Siyah Şey

67 4 0
                                    

Yaklaşık 6 sene önce, 15 yaşındaydım ve arkadaşlarla her zamanki gibi evin önünde oturup muhabbet edecektik. Aşağı indiğimde bir çocuğu korkutuyorlardı. Ben de buna katıldım ve, "Bu apartmanda gizlice biri öldü. Biz de onu duvarların arasına gömdük." dedik. Ruhunun hep gezindiğini ve herkesin çok korktugunu da söylemiştik. Tabii çocuk aklıyla inandı buna. Biz de bunu korkutmaya calışıyoruz... Bunlar, evin arkasında yürürlerken; ben, dışarı çıkardığım müzik setinin kolonlarıyla mikrofondan çıkardığım garip garip sesleri aşağıdakilere dinletiyordum. Çocuk, öylesine korkmuştu ki, bunu bilmeyen başka çocuklar da buna inanmaya baslamıştı. Biz de bunun devam etmesi için yan bloğun bodrum katına bir yer hazırladık. Sanki bir insan ölüsü varmış gibi duruyordu. Arkadaslar da duvarların arkasından yerlere camlar atıyor; içerde, çıkan sesler yankılanıyodu. 
Artık bütün mahallenin çocukları buna inanmıştı. Hepsi de, "Olamaz böyle birseş!" diyordu. Sonunda bir aksilik cıkmadan akşamı getirmiştik. Bu arkadaslardan bir gurubu, yine aşağı ineceklerdi. İnanmışlardı ama gece ne olacagını merak ediyolardı. Biz, bunların gece oraya gideceğini öğrendik ve arkadaşlarla birşey yapamayacağımız için kara kara düşünmeye başladık. Çünkü oyunumuz ortaya çıkacaktı. Çardakta oturuyorduk. O sırada, kapkara birşey önümüzden geçti. Biz, "Ya kedi, ya köpek" dedik bunun icin. En sonunda karar aldık. Gizli saklanma yerimize gidecektik. Burası, boş bir evdi. Apartmanın zemin katı panjurundan giriyorduk. Eve girdik. Işıkları açmaya çalıştık; ama yanmadı ve birden önümüzden yine o siyah sey geçti. İnanamamıştık. Kedi değildi. Köpek olsa saldırırdı. Çok ürkmüştük. O sırada, çığlıklarla arkadaslar bizi aramaya basladılar. Biz, bize bir oyun oynadıklarını düşündük. Fakat, oyun degilmiş... Aşağı indiklerinde, bodrumun ışık alan camları kırılmaya baslamış ve duvarların içinden sesler gelmeye baslamış. Biz de buna inanmayıp aşağı indik. Gördüüğmğz şey, sonunda bizi de korkutmuştu. Orada, birşeyler fazlaydı ve bunu bir insan, bizden habersiz yapamazdı. Anahtarlar da bizdeydi. 

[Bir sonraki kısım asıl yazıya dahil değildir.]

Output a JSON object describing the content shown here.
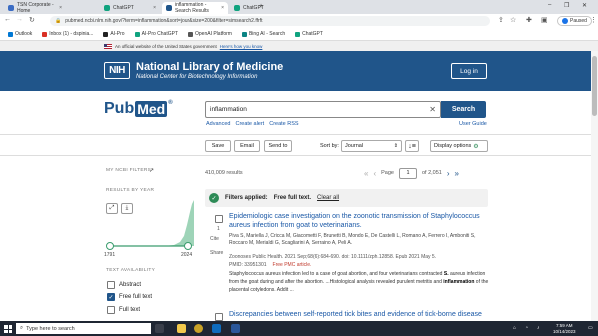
{
  "browser": {
    "tabs": [
      {
        "label": "TSN Corporate - Home",
        "favicon_color": "#3b6cc4",
        "active": false
      },
      {
        "label": "ChatGPT",
        "favicon_color": "#10a37f",
        "active": false
      },
      {
        "label": "inflammation - Search Results",
        "favicon_color": "#20558a",
        "active": true
      },
      {
        "label": "ChatGPT",
        "favicon_color": "#10a37f",
        "active": false
      }
    ],
    "new_tab": "+",
    "url": "pubmed.ncbi.nlm.nih.gov/?term=inflammation&sort=jour&size=200&filter=simsearch2.ffrft",
    "profile_label": "Paused",
    "bookmarks": [
      {
        "label": "Outlook",
        "color": "#0078d4"
      },
      {
        "label": "Inbox (1) - dspinia...",
        "color": "#d93025"
      },
      {
        "label": "AI-Pro",
        "color": "#222222"
      },
      {
        "label": "AI-Pro ChatGPT",
        "color": "#10a37f"
      },
      {
        "label": "OpenAI Platform",
        "color": "#555555"
      },
      {
        "label": "Bing AI - Search",
        "color": "#0c8484"
      },
      {
        "label": "ChatGPT",
        "color": "#10a37f"
      }
    ]
  },
  "gov_banner": {
    "text": "An official website of the United States government",
    "link": "Here's how you know"
  },
  "header": {
    "logo": "NIH",
    "title": "National Library of Medicine",
    "subtitle": "National Center for Biotechnology Information",
    "login": "Log in"
  },
  "search": {
    "logo_pub": "Pub",
    "logo_med": "Med",
    "logo_reg": "®",
    "query": "inflammation",
    "button": "Search",
    "links": [
      "Advanced",
      "Create alert",
      "Create RSS"
    ],
    "user_guide": "User Guide"
  },
  "actions": {
    "save": "Save",
    "email": "Email",
    "send_to": "Send to",
    "sort_label": "Sort by:",
    "sort_value": "Journal",
    "display_options": "Display options"
  },
  "sidebar": {
    "my_ncbi_filters": "MY NCBI FILTERS",
    "results_by_year": "RESULTS BY YEAR",
    "year_start": "1791",
    "year_end": "2024",
    "text_availability": "TEXT AVAILABILITY",
    "filters": [
      {
        "label": "Abstract",
        "checked": false
      },
      {
        "label": "Free full text",
        "checked": true
      },
      {
        "label": "Full text",
        "checked": false
      }
    ]
  },
  "results": {
    "count": "410,009 results",
    "page_label": "Page",
    "page_number": "1",
    "page_total": "of 2,051",
    "filters_applied_label": "Filters applied:",
    "filters_applied_value": "Free full text.",
    "clear_all": "Clear all",
    "items": [
      {
        "number": "1",
        "title": "Epidemiologic case investigation on the zoonotic transmission of Staphylococcus aureus infection from goat to veterinarians.",
        "authors": "Piva S, Mariella J, Cricca M, Giacometti F, Brunetti B, Mondo E, De Castelli L, Romano A, Ferrero I, Amboniti S, Roccaro M, Merialdi G, Scagliarini A, Serraino A, Peli A.",
        "journal": "Zoonoses Public Health. 2021 Sep;68(6):684-690. doi: 10.1111/zph.12858. Epub 2021 May 5.",
        "pmid": "PMID: 33951301",
        "free_pmc": "Free PMC article.",
        "cite": "Cite",
        "share": "Share",
        "snippet_1": "Staphylococcus aureus infection led to a case of goat abortion, and four veterinarians contracted ",
        "snippet_bold_1": "S.",
        "snippet_2": " aureus infection from the goat during and after the abortion. ...Histological analysis revealed purulent metritis and ",
        "snippet_bold_2": "inflammation",
        "snippet_3": " of the placental cotyledons. Addit ..."
      },
      {
        "number": "2",
        "title": "Discrepancies between self-reported tick bites and evidence of tick-borne disease"
      }
    ]
  },
  "taskbar": {
    "search_placeholder": "Type here to search",
    "time": "7:59 AM",
    "date": "10/14/2023"
  }
}
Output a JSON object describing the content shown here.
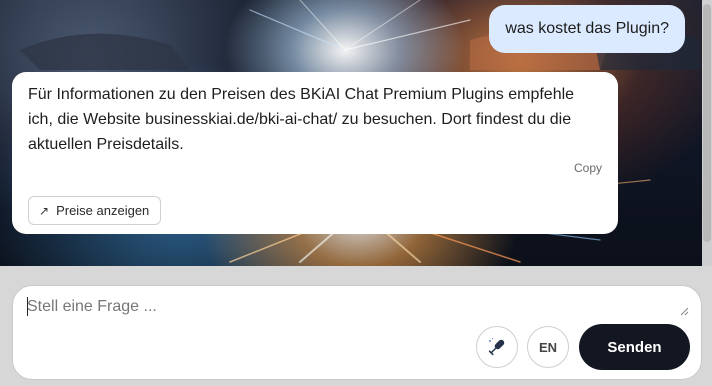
{
  "chat": {
    "user_message": "was kostet das Plugin?",
    "bot_message": "Für Informationen zu den Preisen des BKiAI Chat Premium Plugins empfehle ich, die Website businesskiai.de/bki-ai-chat/ zu besuchen. Dort findest du die aktuellen Preisdetails.",
    "copy_label": "Copy",
    "action_button": {
      "label": "Preise anzeigen",
      "icon": "arrow-up-right-icon"
    }
  },
  "composer": {
    "placeholder": "Stell eine Frage ...",
    "value": "",
    "mic_icon": "microphone-icon",
    "language_label": "EN",
    "send_label": "Senden"
  },
  "colors": {
    "user_bubble": "#dceaff",
    "bot_bubble": "#ffffff",
    "send_button": "#131722",
    "page_background": "#d7d7d7"
  }
}
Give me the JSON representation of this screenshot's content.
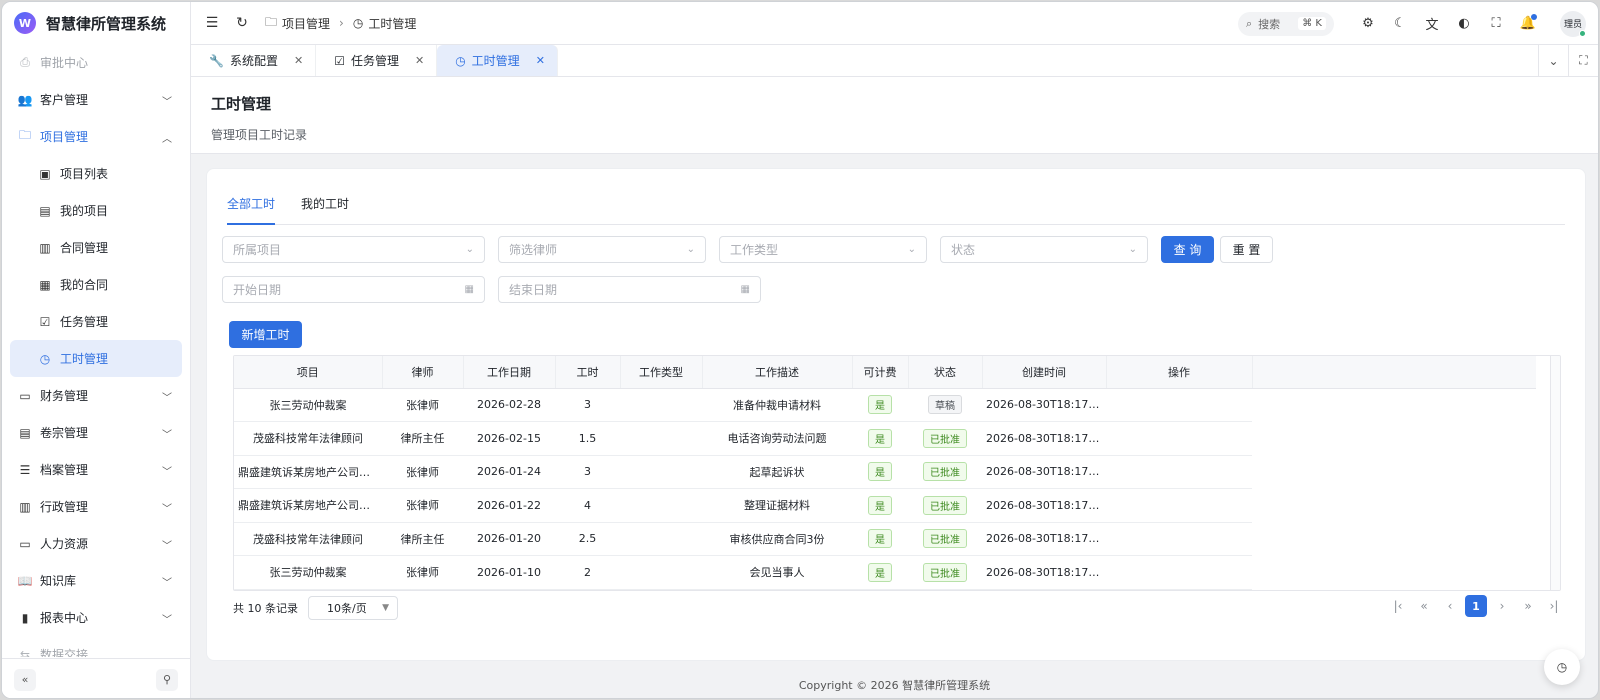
{
  "app": {
    "title": "智慧律所管理系统",
    "logo_letter": "W"
  },
  "sidebar": {
    "items": [
      {
        "label": "审批中心",
        "icon": "approval-icon",
        "glyph": "⎙",
        "state": "faded"
      },
      {
        "label": "客户管理",
        "icon": "users-icon",
        "glyph": "👥",
        "state": "collapsed"
      },
      {
        "label": "项目管理",
        "icon": "folder-icon",
        "glyph": "🗀",
        "state": "open"
      },
      {
        "label": "项目列表",
        "icon": "briefcase-icon",
        "glyph": "▣",
        "state": "sub"
      },
      {
        "label": "我的项目",
        "icon": "clipboard-icon",
        "glyph": "▤",
        "state": "sub"
      },
      {
        "label": "合同管理",
        "icon": "contract-icon",
        "glyph": "▥",
        "state": "sub"
      },
      {
        "label": "我的合同",
        "icon": "document-icon",
        "glyph": "▦",
        "state": "sub"
      },
      {
        "label": "任务管理",
        "icon": "checkbox-icon",
        "glyph": "☑",
        "state": "sub"
      },
      {
        "label": "工时管理",
        "icon": "clock-icon",
        "glyph": "◷",
        "state": "active"
      },
      {
        "label": "财务管理",
        "icon": "wallet-icon",
        "glyph": "▭",
        "state": "collapsed"
      },
      {
        "label": "卷宗管理",
        "icon": "file-icon",
        "glyph": "▤",
        "state": "collapsed"
      },
      {
        "label": "档案管理",
        "icon": "database-icon",
        "glyph": "☰",
        "state": "collapsed"
      },
      {
        "label": "行政管理",
        "icon": "building-icon",
        "glyph": "▥",
        "state": "collapsed"
      },
      {
        "label": "人力资源",
        "icon": "id-card-icon",
        "glyph": "▭",
        "state": "collapsed"
      },
      {
        "label": "知识库",
        "icon": "book-icon",
        "glyph": "📖",
        "state": "collapsed"
      },
      {
        "label": "报表中心",
        "icon": "bar-chart-icon",
        "glyph": "▮",
        "state": "collapsed"
      },
      {
        "label": "数据交接",
        "icon": "transfer-icon",
        "glyph": "⇆",
        "state": "faded"
      }
    ]
  },
  "header": {
    "breadcrumb": [
      "项目管理",
      "工时管理"
    ],
    "search_label": "搜索",
    "search_shortcut": "⌘ K",
    "avatar_text": "理员"
  },
  "tabs": [
    {
      "label": "系统配置",
      "icon": "wrench-icon",
      "glyph": "🔧",
      "active": false
    },
    {
      "label": "任务管理",
      "icon": "checkbox-icon",
      "glyph": "☑",
      "active": false
    },
    {
      "label": "工时管理",
      "icon": "clock-icon",
      "glyph": "◷",
      "active": true
    }
  ],
  "page": {
    "title": "工时管理",
    "subtitle": "管理项目工时记录"
  },
  "subtabs": [
    "全部工时",
    "我的工时"
  ],
  "filters": {
    "project_placeholder": "所属项目",
    "lawyer_placeholder": "筛选律师",
    "worktype_placeholder": "工作类型",
    "status_placeholder": "状态",
    "start_placeholder": "开始日期",
    "end_placeholder": "结束日期",
    "query_label": "查 询",
    "reset_label": "重 置"
  },
  "add_label": "新增工时",
  "table": {
    "headers": [
      "项目",
      "律师",
      "工作日期",
      "工时",
      "工作类型",
      "工作描述",
      "可计费",
      "状态",
      "创建时间",
      "操作"
    ],
    "rows": [
      {
        "project": "张三劳动仲裁案",
        "lawyer": "张律师",
        "date": "2026-02-28",
        "hours": "3",
        "type": "",
        "desc": "准备仲裁申请材料",
        "billable": "是",
        "status": "草稿",
        "draft": true,
        "created": "2026-08-30T18:17:0...",
        "ops": ""
      },
      {
        "project": "茂盛科技常年法律顾问",
        "lawyer": "律所主任",
        "date": "2026-02-15",
        "hours": "1.5",
        "type": "",
        "desc": "电话咨询劳动法问题",
        "billable": "是",
        "status": "已批准",
        "draft": false,
        "created": "2026-08-30T18:17:0...",
        "ops": ""
      },
      {
        "project": "鼎盛建筑诉某房地产公司工程...",
        "lawyer": "张律师",
        "date": "2026-01-24",
        "hours": "3",
        "type": "",
        "desc": "起草起诉状",
        "billable": "是",
        "status": "已批准",
        "draft": false,
        "created": "2026-08-30T18:17:0...",
        "ops": ""
      },
      {
        "project": "鼎盛建筑诉某房地产公司工程...",
        "lawyer": "张律师",
        "date": "2026-01-22",
        "hours": "4",
        "type": "",
        "desc": "整理证据材料",
        "billable": "是",
        "status": "已批准",
        "draft": false,
        "created": "2026-08-30T18:17:0...",
        "ops": ""
      },
      {
        "project": "茂盛科技常年法律顾问",
        "lawyer": "律所主任",
        "date": "2026-01-20",
        "hours": "2.5",
        "type": "",
        "desc": "审核供应商合同3份",
        "billable": "是",
        "status": "已批准",
        "draft": false,
        "created": "2026-08-30T18:17:0...",
        "ops": ""
      },
      {
        "project": "张三劳动仲裁案",
        "lawyer": "张律师",
        "date": "2026-01-10",
        "hours": "2",
        "type": "",
        "desc": "会见当事人",
        "billable": "是",
        "status": "已批准",
        "draft": false,
        "created": "2026-08-30T18:17:0...",
        "ops": ""
      }
    ]
  },
  "pagination": {
    "total_text": "共 10 条记录",
    "page_size": "10条/页",
    "current_page": "1"
  },
  "footer": "Copyright © 2026  智慧律所管理系统",
  "colors": {
    "accent": "#2f6fe0",
    "success": "#3c8a1e",
    "active_bg": "#e6edfb"
  }
}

Oradaki masa ve bıçak... Resmen kanlıydı ve o sırada içeriden yine o siyah şey dışarı çıktı. Artık altımıza kaçıracaktık. Kaçtık... En iyisi, herkesin evine gitmesiydi. Evlerimize döndük. Ben, durmadan dua ediyodum. En sonunda, anneannem bizde kaldığı icin salonda yatacağımdan, eşyalarımı aldım ve salona gittim. Uyumak icin gözlerimi kapadığımda hep bir ses duyuyordum. Bunlar, sanki birinin bana doğru yürüdüğü ve yaklaştığı ayak sesleri gibiydi. Gözümü açtım ve sesler kesildi. Tekrar gözümü kapadığımda, yine bir şeyler yaklaşıyor gibiydi. Hemen gözümü açtım. Dayanamıyordum... Çığlık atacaktım... En sonunda bildiğim bütün duaları okudum ve uyudum. Fakat çare etmedi. Resmen içimden bir ses, "Kesinlikle dua etme ve gözünü açma!" diyordu. Dayanamamıştım. Birden cıglık atarak kalktım ve içeriye koştum. O gün, abimin yanında yattım. Ertesi gün uyandığımda, buluşma yerinde birşeyler olmustu. Sabah, o ışık girmeyen evde onlarca göz ve insan gölgeleri görmüşler, sesler duymuşlardı. Hepimiz de delirmiş gibiydik. İyileşene kadar cıkamadık bir yere. Sonradan, bu oyunu yaparken birilerinin ruh çağırdııını ögrendik. Bir daha böyle birşey yapmamaya kendime söz verdim... 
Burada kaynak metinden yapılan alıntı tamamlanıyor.